I am the mother of a 5 and 7 year old. I am a conscientious parent so I am beginning to think about how to teach my children about community service. I want my kids to be justice oriented, aware and appreciative of differences, and immersed in the joy of giving. Being Jewish, I want to teach them the mitzvot and help them become active and generous community members, engaged in "repairing the world."
I know that parents are the most important teachers, whether we like it or not, so it's on me to pass these values along. But, I will be honest, I bristle at the notion of making up a community service project and doing it, rather than living as someone who serves my community. What I really want to teach my children is to become people who see being of service as part of their daily lives. Recently, a neighbor's experience crystallized things for me.

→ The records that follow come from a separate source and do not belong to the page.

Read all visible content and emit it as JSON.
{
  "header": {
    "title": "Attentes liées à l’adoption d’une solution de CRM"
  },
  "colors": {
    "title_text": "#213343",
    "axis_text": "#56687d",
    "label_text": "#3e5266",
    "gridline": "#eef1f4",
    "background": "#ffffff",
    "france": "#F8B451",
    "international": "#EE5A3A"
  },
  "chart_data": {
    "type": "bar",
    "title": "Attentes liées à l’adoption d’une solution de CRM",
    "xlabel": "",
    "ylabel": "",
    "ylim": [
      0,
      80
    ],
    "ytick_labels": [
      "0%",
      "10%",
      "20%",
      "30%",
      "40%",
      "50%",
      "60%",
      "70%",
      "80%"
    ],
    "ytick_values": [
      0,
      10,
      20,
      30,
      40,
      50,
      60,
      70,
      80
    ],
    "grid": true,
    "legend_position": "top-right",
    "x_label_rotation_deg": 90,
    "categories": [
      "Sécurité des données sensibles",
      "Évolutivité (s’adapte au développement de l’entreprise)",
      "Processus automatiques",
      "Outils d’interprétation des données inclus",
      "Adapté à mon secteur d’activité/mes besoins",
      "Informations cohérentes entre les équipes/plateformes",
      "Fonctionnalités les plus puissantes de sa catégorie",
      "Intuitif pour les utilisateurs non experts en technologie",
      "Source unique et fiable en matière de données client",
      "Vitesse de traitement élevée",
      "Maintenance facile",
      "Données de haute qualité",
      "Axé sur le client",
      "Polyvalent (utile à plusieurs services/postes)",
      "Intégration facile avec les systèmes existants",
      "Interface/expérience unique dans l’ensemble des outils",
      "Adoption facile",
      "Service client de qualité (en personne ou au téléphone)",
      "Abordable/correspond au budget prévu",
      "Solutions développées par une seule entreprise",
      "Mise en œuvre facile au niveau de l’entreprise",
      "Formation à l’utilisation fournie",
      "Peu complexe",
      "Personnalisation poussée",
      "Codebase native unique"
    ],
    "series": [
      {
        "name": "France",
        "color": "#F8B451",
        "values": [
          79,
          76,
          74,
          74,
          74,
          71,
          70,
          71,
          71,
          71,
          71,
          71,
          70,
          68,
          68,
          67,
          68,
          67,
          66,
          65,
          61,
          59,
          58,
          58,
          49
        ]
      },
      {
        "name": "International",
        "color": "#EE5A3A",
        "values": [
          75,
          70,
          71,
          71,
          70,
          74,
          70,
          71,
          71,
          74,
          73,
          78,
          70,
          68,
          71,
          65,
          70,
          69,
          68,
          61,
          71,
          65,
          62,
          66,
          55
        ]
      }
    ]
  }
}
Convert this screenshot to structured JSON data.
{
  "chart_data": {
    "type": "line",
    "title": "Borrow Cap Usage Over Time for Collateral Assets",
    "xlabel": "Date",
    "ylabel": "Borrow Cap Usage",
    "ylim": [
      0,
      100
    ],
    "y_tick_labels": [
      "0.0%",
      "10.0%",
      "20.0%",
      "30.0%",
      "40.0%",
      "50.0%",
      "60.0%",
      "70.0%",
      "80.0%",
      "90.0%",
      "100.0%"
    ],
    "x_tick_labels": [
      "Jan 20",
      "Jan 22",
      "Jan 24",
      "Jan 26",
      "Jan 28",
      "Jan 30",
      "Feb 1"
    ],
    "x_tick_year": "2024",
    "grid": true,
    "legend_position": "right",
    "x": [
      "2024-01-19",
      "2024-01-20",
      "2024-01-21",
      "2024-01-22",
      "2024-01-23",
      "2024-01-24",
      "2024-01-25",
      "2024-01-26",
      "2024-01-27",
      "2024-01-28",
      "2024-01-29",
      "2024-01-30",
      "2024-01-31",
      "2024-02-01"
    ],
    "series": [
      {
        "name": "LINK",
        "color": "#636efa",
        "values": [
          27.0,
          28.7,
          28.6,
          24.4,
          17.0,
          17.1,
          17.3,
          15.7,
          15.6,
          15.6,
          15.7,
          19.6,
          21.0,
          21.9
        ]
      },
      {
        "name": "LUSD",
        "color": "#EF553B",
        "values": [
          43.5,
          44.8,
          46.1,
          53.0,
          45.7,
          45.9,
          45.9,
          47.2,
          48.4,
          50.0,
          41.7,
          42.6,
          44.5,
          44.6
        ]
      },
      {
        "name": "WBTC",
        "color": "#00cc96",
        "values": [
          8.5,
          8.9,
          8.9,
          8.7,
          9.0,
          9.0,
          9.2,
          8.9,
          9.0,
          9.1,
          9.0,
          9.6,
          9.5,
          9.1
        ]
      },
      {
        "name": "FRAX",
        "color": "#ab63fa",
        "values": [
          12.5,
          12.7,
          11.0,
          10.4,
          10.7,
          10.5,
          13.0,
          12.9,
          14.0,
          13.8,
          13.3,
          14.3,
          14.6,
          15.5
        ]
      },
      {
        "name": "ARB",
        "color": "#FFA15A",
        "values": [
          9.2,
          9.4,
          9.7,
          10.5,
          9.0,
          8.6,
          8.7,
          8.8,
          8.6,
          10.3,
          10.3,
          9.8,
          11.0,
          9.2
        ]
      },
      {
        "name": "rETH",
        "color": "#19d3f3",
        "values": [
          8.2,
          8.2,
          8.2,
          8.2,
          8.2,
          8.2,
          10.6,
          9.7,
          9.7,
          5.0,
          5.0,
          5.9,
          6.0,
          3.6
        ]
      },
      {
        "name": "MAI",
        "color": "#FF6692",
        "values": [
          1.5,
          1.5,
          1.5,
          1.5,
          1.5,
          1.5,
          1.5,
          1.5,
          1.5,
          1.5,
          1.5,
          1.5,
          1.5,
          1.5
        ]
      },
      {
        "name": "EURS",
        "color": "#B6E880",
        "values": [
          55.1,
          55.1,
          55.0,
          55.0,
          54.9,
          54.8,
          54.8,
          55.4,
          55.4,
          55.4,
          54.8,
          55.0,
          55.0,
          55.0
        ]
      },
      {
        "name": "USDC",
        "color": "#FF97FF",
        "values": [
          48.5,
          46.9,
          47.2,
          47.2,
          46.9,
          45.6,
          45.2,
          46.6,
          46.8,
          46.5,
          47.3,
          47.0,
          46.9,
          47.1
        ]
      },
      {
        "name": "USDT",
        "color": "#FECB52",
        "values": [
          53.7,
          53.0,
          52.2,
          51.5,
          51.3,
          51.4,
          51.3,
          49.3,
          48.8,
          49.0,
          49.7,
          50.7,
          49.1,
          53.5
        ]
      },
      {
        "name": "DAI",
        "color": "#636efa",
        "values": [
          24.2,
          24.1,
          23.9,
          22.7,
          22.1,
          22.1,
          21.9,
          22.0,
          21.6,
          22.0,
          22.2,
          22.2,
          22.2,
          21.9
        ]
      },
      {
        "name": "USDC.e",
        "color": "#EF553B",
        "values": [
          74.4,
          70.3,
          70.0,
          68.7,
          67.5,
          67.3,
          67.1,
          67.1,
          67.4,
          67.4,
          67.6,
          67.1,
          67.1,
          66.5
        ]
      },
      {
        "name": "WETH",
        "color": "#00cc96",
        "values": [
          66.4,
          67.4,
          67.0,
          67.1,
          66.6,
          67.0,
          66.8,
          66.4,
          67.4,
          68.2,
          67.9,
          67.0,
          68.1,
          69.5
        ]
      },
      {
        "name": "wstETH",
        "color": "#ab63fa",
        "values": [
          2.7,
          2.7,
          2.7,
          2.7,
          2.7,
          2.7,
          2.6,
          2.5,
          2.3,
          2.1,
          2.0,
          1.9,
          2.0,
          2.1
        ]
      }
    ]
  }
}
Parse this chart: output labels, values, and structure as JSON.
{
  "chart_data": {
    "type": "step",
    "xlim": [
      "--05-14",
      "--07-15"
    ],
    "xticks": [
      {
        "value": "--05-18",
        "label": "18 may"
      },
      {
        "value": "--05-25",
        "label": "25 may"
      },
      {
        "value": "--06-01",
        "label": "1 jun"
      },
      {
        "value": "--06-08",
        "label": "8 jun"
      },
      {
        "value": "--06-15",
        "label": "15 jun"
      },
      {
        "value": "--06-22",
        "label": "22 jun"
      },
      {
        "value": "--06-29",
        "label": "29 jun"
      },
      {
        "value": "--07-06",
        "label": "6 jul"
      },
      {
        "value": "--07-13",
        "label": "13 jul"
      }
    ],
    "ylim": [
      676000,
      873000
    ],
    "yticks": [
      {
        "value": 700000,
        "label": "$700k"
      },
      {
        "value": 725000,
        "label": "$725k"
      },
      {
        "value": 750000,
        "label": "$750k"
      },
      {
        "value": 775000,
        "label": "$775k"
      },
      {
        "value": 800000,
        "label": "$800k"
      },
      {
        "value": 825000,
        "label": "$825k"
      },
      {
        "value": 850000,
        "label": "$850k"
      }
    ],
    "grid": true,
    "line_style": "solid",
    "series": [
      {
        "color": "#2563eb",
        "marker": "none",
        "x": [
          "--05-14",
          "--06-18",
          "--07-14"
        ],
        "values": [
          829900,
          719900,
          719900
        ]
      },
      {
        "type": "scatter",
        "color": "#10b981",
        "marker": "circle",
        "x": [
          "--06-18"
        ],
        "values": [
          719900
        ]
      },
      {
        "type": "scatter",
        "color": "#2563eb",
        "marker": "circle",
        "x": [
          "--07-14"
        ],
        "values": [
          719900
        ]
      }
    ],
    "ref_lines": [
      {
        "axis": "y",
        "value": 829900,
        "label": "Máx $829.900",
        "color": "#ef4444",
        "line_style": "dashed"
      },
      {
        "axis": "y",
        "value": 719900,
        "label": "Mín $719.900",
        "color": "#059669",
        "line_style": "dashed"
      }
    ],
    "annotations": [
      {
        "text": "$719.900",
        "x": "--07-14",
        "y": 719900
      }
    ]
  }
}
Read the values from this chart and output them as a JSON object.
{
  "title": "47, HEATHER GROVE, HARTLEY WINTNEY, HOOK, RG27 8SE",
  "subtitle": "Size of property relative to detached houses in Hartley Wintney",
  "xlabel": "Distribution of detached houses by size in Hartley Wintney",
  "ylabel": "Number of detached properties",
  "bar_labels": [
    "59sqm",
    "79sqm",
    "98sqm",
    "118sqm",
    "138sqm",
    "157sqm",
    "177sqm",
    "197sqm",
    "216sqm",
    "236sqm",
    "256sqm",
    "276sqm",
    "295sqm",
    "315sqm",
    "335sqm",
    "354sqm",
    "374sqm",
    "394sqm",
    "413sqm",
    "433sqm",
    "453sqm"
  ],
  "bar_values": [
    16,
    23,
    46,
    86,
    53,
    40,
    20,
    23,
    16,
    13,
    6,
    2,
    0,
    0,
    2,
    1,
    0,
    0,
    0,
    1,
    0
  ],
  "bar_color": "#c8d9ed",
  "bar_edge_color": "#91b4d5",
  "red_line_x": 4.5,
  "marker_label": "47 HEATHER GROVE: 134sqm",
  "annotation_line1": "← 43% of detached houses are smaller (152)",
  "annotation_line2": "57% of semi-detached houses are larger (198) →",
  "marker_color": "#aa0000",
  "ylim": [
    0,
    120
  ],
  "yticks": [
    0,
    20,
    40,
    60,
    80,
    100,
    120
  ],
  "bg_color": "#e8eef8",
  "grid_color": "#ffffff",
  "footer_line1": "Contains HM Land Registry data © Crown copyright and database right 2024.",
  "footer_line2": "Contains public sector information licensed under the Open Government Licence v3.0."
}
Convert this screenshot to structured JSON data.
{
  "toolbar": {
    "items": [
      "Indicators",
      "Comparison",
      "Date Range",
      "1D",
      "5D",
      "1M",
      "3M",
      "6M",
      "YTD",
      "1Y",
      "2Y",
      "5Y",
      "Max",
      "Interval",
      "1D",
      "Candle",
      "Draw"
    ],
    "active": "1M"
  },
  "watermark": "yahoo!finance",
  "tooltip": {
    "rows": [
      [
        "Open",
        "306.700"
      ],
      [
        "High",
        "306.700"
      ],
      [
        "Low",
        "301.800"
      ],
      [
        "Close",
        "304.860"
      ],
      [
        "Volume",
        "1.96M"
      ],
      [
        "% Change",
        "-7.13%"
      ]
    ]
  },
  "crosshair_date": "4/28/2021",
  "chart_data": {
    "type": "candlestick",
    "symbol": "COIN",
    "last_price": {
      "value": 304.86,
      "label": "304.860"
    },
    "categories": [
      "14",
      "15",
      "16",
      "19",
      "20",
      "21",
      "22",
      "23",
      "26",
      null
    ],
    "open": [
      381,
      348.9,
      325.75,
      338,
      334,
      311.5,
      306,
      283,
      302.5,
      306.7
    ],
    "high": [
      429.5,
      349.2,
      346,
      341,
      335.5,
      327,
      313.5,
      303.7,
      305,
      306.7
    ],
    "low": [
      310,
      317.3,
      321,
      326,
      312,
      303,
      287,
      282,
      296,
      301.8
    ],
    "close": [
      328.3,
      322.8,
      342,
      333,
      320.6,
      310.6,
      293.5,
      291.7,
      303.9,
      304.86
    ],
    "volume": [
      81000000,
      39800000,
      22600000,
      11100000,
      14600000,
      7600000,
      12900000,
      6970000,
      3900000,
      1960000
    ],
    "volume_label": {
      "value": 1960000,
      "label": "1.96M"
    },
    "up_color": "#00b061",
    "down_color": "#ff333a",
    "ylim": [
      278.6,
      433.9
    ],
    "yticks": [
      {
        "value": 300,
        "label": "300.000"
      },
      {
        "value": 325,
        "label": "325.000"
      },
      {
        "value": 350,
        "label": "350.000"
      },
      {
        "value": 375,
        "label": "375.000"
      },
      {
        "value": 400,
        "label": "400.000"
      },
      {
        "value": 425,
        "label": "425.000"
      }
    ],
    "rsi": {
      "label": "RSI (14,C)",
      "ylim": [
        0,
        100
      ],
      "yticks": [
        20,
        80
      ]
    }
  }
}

Last week, my neighbor, with whom my children and I interact frequently, confided in me that her two year old son has been diagnosed with PDD, which is on the autism spectrum. It was such a revelation. Suddenly, and if you are a parent with a child who's finally gotten the right diagnosis you understand, so much made sense. What an odd mixture of feelings I felt from her and for her: relief at understanding her son's behaviors, fear about what this would mean for her and his life, questions like "What do we do now?" and "How can we help?"
I teach and want to focus on the positive, so I stopped right there. In the midst of all the other emotions, I feel a tiny bit grateful to have been offered the opportunity to authentically serve our community, and teach my children while I am at it. How can we help best? Intending to find out, I've asked my neighbor to invite me AND MY CHILDREN (who interact with her son regularly) to the next home meeting with their therapists and advisers. There, together, as a community, we will learn how to help this little boy and his parents.
How to be of service to the community is one of the most important life skills you can teach your children. And believe me when I say that the experiences that result will be among the most enjoyable and fulfilling that you and your child have together. Absolutely everybody wins! As you look for a meaningful community service outlet for your children, please consider:
1) What will your child authentically connect to? There are literally thousands of ways to be of service--maybe it's working with animals, caring for the sick and disabled, raising money a cause, or using technology to raise awareness.
2) Who needs help that is near by? Trying looking for things you can do "locally." This will allow your child to see the positive results of his or her efforts, reinforcing the values you are trying to instill.
3) Will you join in yourself? Your children are learning everything from watching you, and, for good or for bad, kids do what their parents DO, not what they say or teach.